Al escuchar al presidente Andrés Manuel López Obrador “esos moditos no me gustan” y que “pues, no, no soy florero” y, al mismo tiempo, envía iniciativas que le otorgan facultades por encima del poder legislativo, nos recuerda lo escrito por Daniel Cosío Villegas en su ensayo “El Sistema Político Mexicano” en donde reflexiona sobre el poder de los mandatarios en la época priista -naciendo con el PNR-, en donde el Congreso era “florero” nacional, al considerar que “la mexicana es la única república del mundo que se da el lujo de ser gobernada por una monarquía sexenal absoluta”.

 

Al presidente no le gustan los “moditos” de los empresarios que buscan recursos financieros internacionales que les permita mantener la producción y el empleo, y tampoco le gusta que los narcos den despensas, por el contrario, quiere el regreso de “la monarquía sexenal absoluta” al enviar el decre to que le dé facultades para reorientar los recursos en “emergencia” que él también determine, dejando sin facultades al Congreso, como en el pasado priista.

 

Esto fundamentado en “favor de intereses superiores de unos representados más o menos imaginario” (SPM página 34), pues están orientados al grupo en el poder presidencial, no tanto en favor de “primero los pobres”, como se puede comprobar con la protección otorgada al grupo Salinas Pliego.
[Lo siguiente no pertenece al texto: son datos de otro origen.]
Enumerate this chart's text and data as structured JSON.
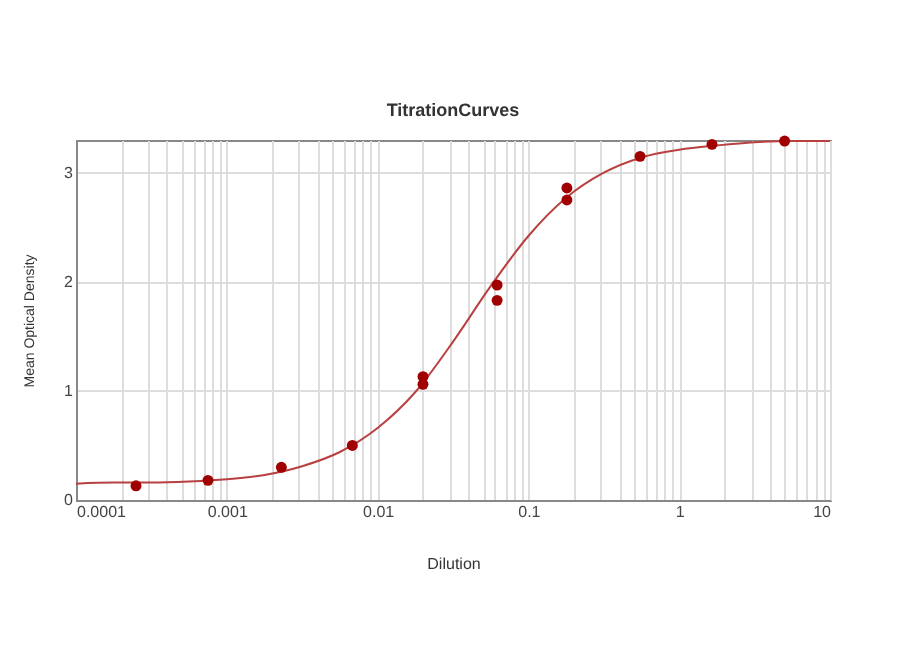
{
  "chart_data": {
    "type": "scatter",
    "title": "TitrationCurves",
    "xlabel": "Dilution",
    "ylabel": "Mean Optical Density",
    "log": "x",
    "grid": true,
    "xlim": [
      0.0001,
      10
    ],
    "ylim": [
      0,
      3.3
    ],
    "xticks": [
      {
        "value": 0.0001,
        "label": "0.0001"
      },
      {
        "value": 0.0002,
        "label": null
      },
      {
        "value": 0.0003,
        "label": null
      },
      {
        "value": 0.0004,
        "label": null
      },
      {
        "value": 0.0005,
        "label": null
      },
      {
        "value": 0.0006,
        "label": null
      },
      {
        "value": 0.0007,
        "label": null
      },
      {
        "value": 0.0008,
        "label": null
      },
      {
        "value": 0.0009,
        "label": null
      },
      {
        "value": 0.001,
        "label": "0.001"
      },
      {
        "value": 0.002,
        "label": null
      },
      {
        "value": 0.003,
        "label": null
      },
      {
        "value": 0.004,
        "label": null
      },
      {
        "value": 0.005,
        "label": null
      },
      {
        "value": 0.006,
        "label": null
      },
      {
        "value": 0.007,
        "label": null
      },
      {
        "value": 0.008,
        "label": null
      },
      {
        "value": 0.009,
        "label": null
      },
      {
        "value": 0.01,
        "label": "0.01"
      },
      {
        "value": 0.02,
        "label": null
      },
      {
        "value": 0.03,
        "label": null
      },
      {
        "value": 0.04,
        "label": null
      },
      {
        "value": 0.05,
        "label": null
      },
      {
        "value": 0.06,
        "label": null
      },
      {
        "value": 0.07,
        "label": null
      },
      {
        "value": 0.08,
        "label": null
      },
      {
        "value": 0.09,
        "label": null
      },
      {
        "value": 0.1,
        "label": "0.1"
      },
      {
        "value": 0.2,
        "label": null
      },
      {
        "value": 0.3,
        "label": null
      },
      {
        "value": 0.4,
        "label": null
      },
      {
        "value": 0.5,
        "label": null
      },
      {
        "value": 0.6,
        "label": null
      },
      {
        "value": 0.7,
        "label": null
      },
      {
        "value": 0.8,
        "label": null
      },
      {
        "value": 0.9,
        "label": null
      },
      {
        "value": 1,
        "label": "1"
      },
      {
        "value": 2,
        "label": null
      },
      {
        "value": 3,
        "label": null
      },
      {
        "value": 4,
        "label": null
      },
      {
        "value": 5,
        "label": null
      },
      {
        "value": 6,
        "label": null
      },
      {
        "value": 7,
        "label": null
      },
      {
        "value": 8,
        "label": null
      },
      {
        "value": 9,
        "label": null
      },
      {
        "value": 10,
        "label": "10"
      }
    ],
    "yticks": [
      0,
      1,
      2,
      3
    ],
    "series": [
      {
        "type": "line",
        "marker": "none",
        "line_style": "solid",
        "color": "#b84040",
        "x": [
          0.0001,
          0.000178,
          0.000316,
          0.000562,
          0.001,
          0.00178,
          0.00316,
          0.00562,
          0.01,
          0.0178,
          0.0316,
          0.0562,
          0.1,
          0.178,
          0.316,
          0.562,
          1,
          1.78,
          3.16,
          5.62,
          10
        ],
        "values": [
          0.15,
          0.16,
          0.16,
          0.17,
          0.19,
          0.23,
          0.31,
          0.44,
          0.66,
          0.99,
          1.45,
          1.96,
          2.42,
          2.77,
          3.0,
          3.14,
          3.21,
          3.25,
          3.28,
          3.29,
          3.29
        ]
      },
      {
        "marker": "circle",
        "color": "#a00000",
        "x": [
          0.00025,
          0.00075,
          0.0023,
          0.0068,
          0.02,
          0.02,
          0.062,
          0.062,
          0.18,
          0.18,
          0.55,
          1.65,
          5
        ],
        "values": [
          0.13,
          0.18,
          0.3,
          0.5,
          1.06,
          1.13,
          1.83,
          1.97,
          2.75,
          2.86,
          3.15,
          3.26,
          3.29
        ]
      }
    ]
  }
}
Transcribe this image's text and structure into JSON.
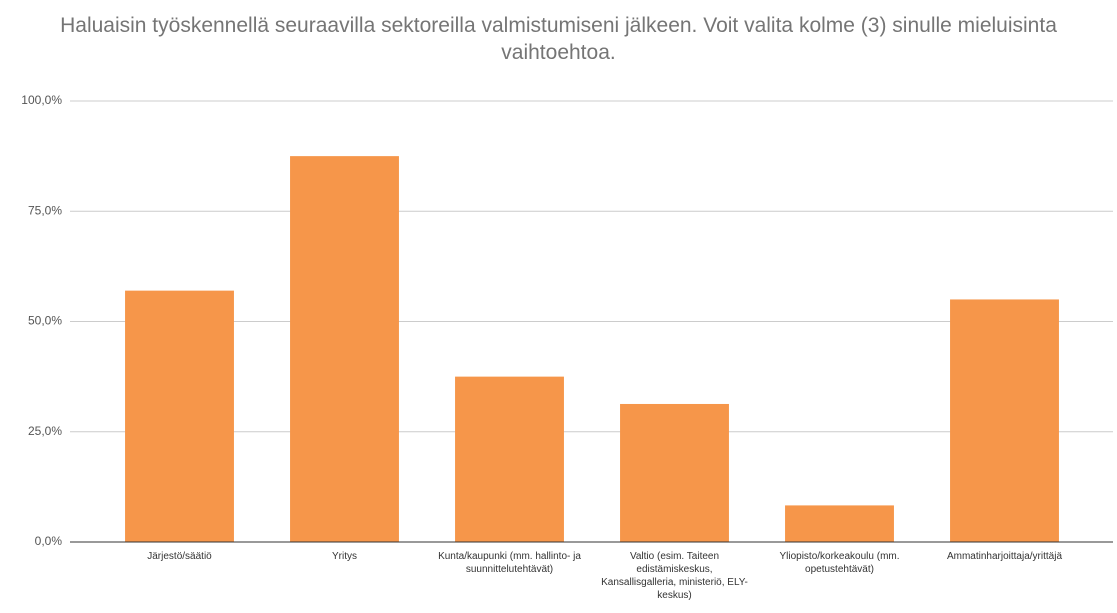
{
  "chart_data": {
    "type": "bar",
    "title": "Haluaisin työskennellä seuraavilla sektoreilla valmistumiseni jälkeen. Voit valita kolme (3) sinulle mieluisinta vaihtoehtoa.",
    "categories": [
      "Järjestö/säätiö",
      "Yritys",
      "Kunta/kaupunki (mm. hallinto- ja suunnittelutehtävät)",
      "Valtio (esim. Taiteen edistämiskeskus, Kansallisgalleria, ministeriö, ELY-keskus)",
      "Yliopisto/korkeakoulu (mm. opetustehtävät)",
      "Ammatinharjoittaja/yrittäjä"
    ],
    "values": [
      57,
      87.5,
      37.5,
      31.3,
      8.3,
      55
    ],
    "color": "#f6964a",
    "ylim": [
      0,
      100
    ],
    "yticks": [
      {
        "value": 0,
        "label": "0,0%"
      },
      {
        "value": 25,
        "label": "25,0%"
      },
      {
        "value": 50,
        "label": "50,0%"
      },
      {
        "value": 75,
        "label": "75,0%"
      },
      {
        "value": 100,
        "label": "100,0%"
      }
    ],
    "grid": true
  }
}
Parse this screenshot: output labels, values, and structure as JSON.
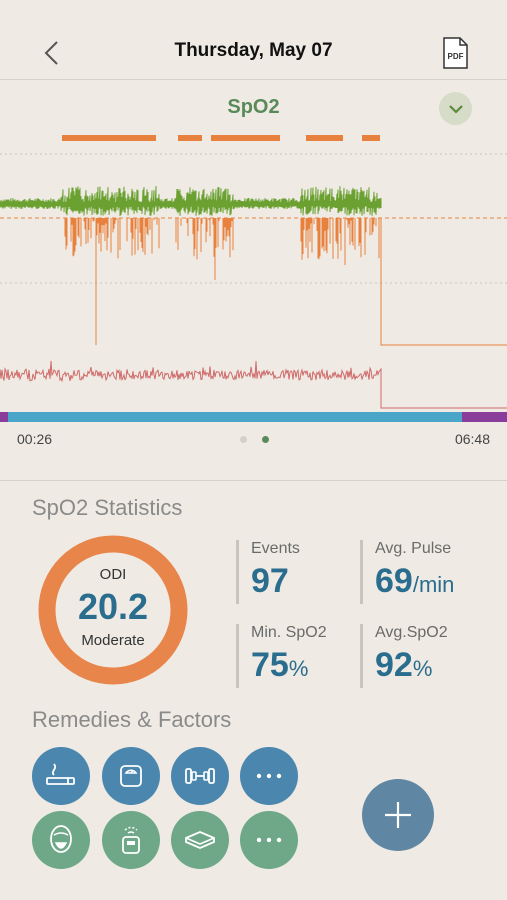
{
  "header": {
    "title": "Thursday, May 07",
    "pdf_label": "PDF"
  },
  "chart": {
    "title": "SpO2",
    "time_start": "00:26",
    "time_end": "06:48",
    "colors": {
      "spo2_normal": "#6aa131",
      "spo2_drop": "#e8803e",
      "pulse": "#cf6a6a",
      "event_marker": "#e8803e",
      "timeline": "#4aa6c9",
      "timeline_end": "#8a3d9a"
    }
  },
  "stats": {
    "section_title": "SpO2 Statistics",
    "odi": {
      "label": "ODI",
      "value": "20.2",
      "severity": "Moderate"
    },
    "events": {
      "label": "Events",
      "value": "97",
      "unit": ""
    },
    "avg_pulse": {
      "label": "Avg. Pulse",
      "value": "69",
      "unit": "/min"
    },
    "min_spo2": {
      "label": "Min. SpO2",
      "value": "75",
      "unit": "%"
    },
    "avg_spo2": {
      "label": "Avg.SpO2",
      "value": "92",
      "unit": "%"
    }
  },
  "remedies": {
    "section_title": "Remedies & Factors",
    "items": [
      {
        "icon": "smoking-icon",
        "color": "blue"
      },
      {
        "icon": "scale-icon",
        "color": "blue"
      },
      {
        "icon": "dumbbell-icon",
        "color": "blue"
      },
      {
        "icon": "more-icon",
        "color": "blue"
      },
      {
        "icon": "cpap-mask-icon",
        "color": "green"
      },
      {
        "icon": "cpap-machine-icon",
        "color": "green"
      },
      {
        "icon": "pillow-icon",
        "color": "green"
      },
      {
        "icon": "more-icon",
        "color": "green"
      }
    ]
  }
}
Es decir se favorece a los empresarios que dentro del régimen priista fueron empoderados y se mantienen dentro de la 4ta Transformación, pero hoy siguiendo los lineamientos del Grupo de Sao Paulo.

 

Para analistas políticos, Andrés Manuel López Obrador no es ingenuo, ni tonto, ni loco, “es un revolucionario que reconstruye el Estado de Derecho liberal, para reemplazarlo por otro, estatista, similar al callista, impuesto en México a finales de los 20's, de la mano del PNR” siguiendo el decálogo marcado por el Grupo Sao Paulo.

 

Para poder entender al tabasqueño, tanto en su molestia por la “bondad” de los narcos repartiendo despensas, como por la acción de los empresarios para el financiamiento de la industria, es conveniente considerar que “el modelo callista” de acuerdo a ensayistas políticos “se sustenta en la inclinación estatólatra” -defensa a ultranza de la bondad y la necesidad de un Estado fuerte-, socializante” que “primero eliminó a Venustiano Carranza y luego a Álvaro Obregón”.

 

El mismo Plutarco Elías Calles inició su concepción estatólatra en el viejo continente, donde admiró los socialismos de Hitler y del fascismo Italiano, bajo este concepto se puede considerar que López Obrador se cree reconstructor del viejo modelo estatólatra conocido por Nacionalismo Revolucionario, por ello pasa sobre la constitución e impulsa ordenamientos que le permitan el “ordenamiento” o 4ta Transformación a través de su persona para restablecer “la rectoría del Estado”.

 

Los cambios que ahora impone el tabasqueño, tienen ese objetivo: “la reconstrucción del Estado de Derecho actual, de origen liberal”. Con el nuevo decreto el poder residirá en el presidente, el Congreso difiere sus poderes al mandatario en el momento que así lo “determine” el mandatario ante una crisis nacional.

 

Hasta el momento, los únicos obstáculos, pesadillas o piedritas en el zapato del mandatario son los empresarios que no están con su proyecto, los gobernadores federados del norte y del centro del País, incluida la llamada Isla Azul que defiende Diego Sinhué Rodríguez Vallejo y establecer medidas tanto económicas, como sanitarios que permitan superar la crisis financiera y de salud, grupos de la sociedad civil que luchan por el estado de derecho en contra de los integrantes de Morena y sus aliados partidistas y con la apatía y pereza de los obispos católicos que ven como se regresa al Callismo, pero con la diferencia que hoy el mandatario se defiende con “imágenes religiosas”.

 

Con el establecimiento del decreto, el mandatario avanzará en las líneas establecida por el Grupo Sao Paulo, el establecimiento del modelo estatólatra y, al parecer, sin contrapesos que impidan la regresión al sistema mexicano priista y más aún a la época de Plutarco Elías Calles quien mandó bombardear la imagen de Cristo Rey en el Cubilete.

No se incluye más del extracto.